Herwan revint à lui presque immédiatement. Alors que sa vision s’éclaircissait, il distingua les quatre lettres C A T A. Quatre lettres mouvantes dessinées sur le tee-shirt que portait une jeune femme brune au teint mat, aux yeux noirs et brillants, penchée sur lui, son visage tout près du sien.
- Ça va, monsieur ? dit-elle dans un souffle.
- Ça va, s’entendit-il répondre.
- Vous êtes sûr ? insista-t-elle.
- Oui, merci, mademoiselle, dit Herwan en se relevant.
- Alors tant mieux... Il faut que j’y aille, maintenant, dit la jeune femme, tendant le bras dans la direction où ses camarades s’éloignaient. Elle s’écarta, disparut, non sans avoir, avant de se fondre dans les rangs des manifestants, jeté un dernier regard vers le délégué.

Herwan, la tête endolorie, vit ses collègues le rejoindre. Il ne leur raconta rien de ce qui venait de se passer. On a sa fierté, nous, les Messager !

Les délégués reprirent ensemble leur chemin vers le Grimaldi Forum.

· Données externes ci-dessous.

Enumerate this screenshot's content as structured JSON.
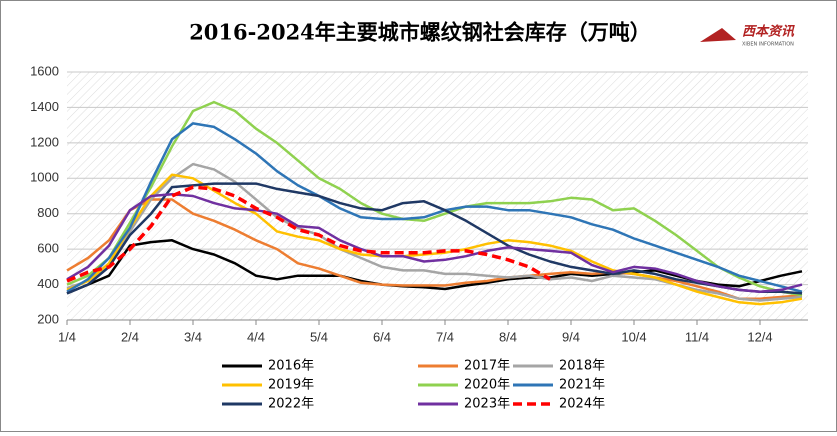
{
  "chart_data": {
    "type": "line",
    "title": "2016-2024年主要城市螺纹钢社会库存（万吨）",
    "logo": "西本资讯",
    "logo_subtitle": "XIBEN INFORMATION",
    "categories": [
      "1/4",
      null,
      null,
      "2/4",
      null,
      null,
      "3/4",
      null,
      null,
      "4/4",
      null,
      null,
      "5/4",
      null,
      null,
      "6/4",
      null,
      null,
      "7/4",
      null,
      null,
      "8/4",
      null,
      null,
      "9/4",
      null,
      null,
      "10/4",
      null,
      null,
      "11/4",
      null,
      null,
      "12/4",
      null,
      null
    ],
    "ylim": [
      200,
      1600
    ],
    "yticks": [
      200,
      400,
      600,
      800,
      1000,
      1200,
      1400,
      1600
    ],
    "grid": true,
    "legend": "bottom",
    "series": [
      {
        "name": "2016年",
        "color": "#000000",
        "values": [
          350,
          400,
          450,
          620,
          640,
          650,
          600,
          570,
          520,
          450,
          430,
          450,
          450,
          450,
          420,
          400,
          390,
          385,
          375,
          395,
          410,
          430,
          440,
          440,
          460,
          450,
          460,
          470,
          480,
          450,
          420,
          400,
          390,
          420,
          450,
          475
        ]
      },
      {
        "name": "2017年",
        "color": "#ed7d31",
        "values": [
          480,
          550,
          650,
          820,
          880,
          880,
          800,
          760,
          710,
          650,
          600,
          520,
          490,
          450,
          410,
          400,
          395,
          395,
          395,
          410,
          420,
          440,
          450,
          460,
          470,
          460,
          470,
          460,
          440,
          420,
          390,
          360,
          320,
          320,
          330,
          340
        ]
      },
      {
        "name": "2018年",
        "color": "#a5a5a5",
        "values": [
          380,
          420,
          500,
          700,
          880,
          1000,
          1080,
          1050,
          980,
          880,
          780,
          720,
          680,
          600,
          550,
          500,
          480,
          480,
          460,
          460,
          450,
          440,
          450,
          430,
          440,
          420,
          450,
          440,
          430,
          400,
          370,
          350,
          320,
          310,
          320,
          330
        ]
      },
      {
        "name": "2019年",
        "color": "#ffc000",
        "values": [
          370,
          420,
          520,
          720,
          900,
          1020,
          1000,
          930,
          860,
          800,
          700,
          670,
          650,
          600,
          570,
          560,
          560,
          570,
          580,
          600,
          630,
          650,
          640,
          620,
          590,
          530,
          480,
          460,
          440,
          400,
          360,
          330,
          300,
          290,
          300,
          320
        ]
      },
      {
        "name": "2020年",
        "color": "#8fd14f",
        "values": [
          400,
          450,
          550,
          750,
          950,
          1180,
          1380,
          1430,
          1380,
          1280,
          1200,
          1100,
          1000,
          940,
          860,
          800,
          770,
          760,
          800,
          840,
          860,
          860,
          860,
          870,
          890,
          880,
          820,
          830,
          760,
          680,
          590,
          500,
          440,
          390,
          360,
          340
        ]
      },
      {
        "name": "2021年",
        "color": "#2e75b6",
        "values": [
          360,
          430,
          550,
          720,
          980,
          1220,
          1310,
          1290,
          1220,
          1140,
          1040,
          960,
          900,
          830,
          780,
          770,
          770,
          780,
          820,
          840,
          840,
          820,
          820,
          800,
          780,
          740,
          710,
          660,
          620,
          580,
          540,
          500,
          450,
          420,
          390,
          360
        ]
      },
      {
        "name": "2022年",
        "color": "#1f3864",
        "values": [
          350,
          400,
          500,
          680,
          800,
          950,
          960,
          970,
          970,
          970,
          940,
          920,
          900,
          860,
          830,
          820,
          860,
          870,
          820,
          760,
          690,
          620,
          570,
          530,
          500,
          480,
          460,
          480,
          460,
          430,
          410,
          390,
          370,
          360,
          360,
          350
        ]
      },
      {
        "name": "2023年",
        "color": "#7030a0",
        "values": [
          430,
          500,
          620,
          820,
          900,
          910,
          900,
          860,
          830,
          820,
          800,
          730,
          720,
          650,
          600,
          560,
          560,
          530,
          540,
          560,
          590,
          610,
          600,
          590,
          580,
          510,
          470,
          500,
          490,
          460,
          420,
          390,
          370,
          360,
          370,
          400
        ]
      },
      {
        "name": "2024年",
        "color": "#ff0000",
        "dashed": true,
        "values": [
          420,
          470,
          500,
          600,
          730,
          900,
          950,
          940,
          900,
          830,
          780,
          710,
          680,
          620,
          590,
          580,
          580,
          580,
          590,
          590,
          570,
          540,
          500,
          430,
          null,
          null,
          null,
          null,
          null,
          null,
          null,
          null,
          null,
          null,
          null,
          null
        ]
      }
    ]
  }
}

A leur grande surprise, les manifestants s’étaient dispersés en bon ordre, reprenant en sens inverse les chemins par lesquels ils étaient venus. Passant entre deux haies de gendarmes, les délégués purent rejoindre sans encombres la séance d’ouverture de la Conférence.

Malgré l’importance de la mobilisation, les organisateurs de l’occupation de la Principauté avaient décidé de ne pas maintenir la pression sur la Conférence.
Pour ces militants du climat, il s’agissait avant tout d’affirmer leur présence, leur nombre et leur détermination, ce qui avait été parfaitement accompli ce matin là.
Mais il s’agissait tout autant que la Conférence puisse avoir lieu, pour que sa vacuité, son inutilité, comme celle des précédentes, soit à nouveau démontrée. Pour les activistes, désormais, l’essentiel se passerait ailleurs.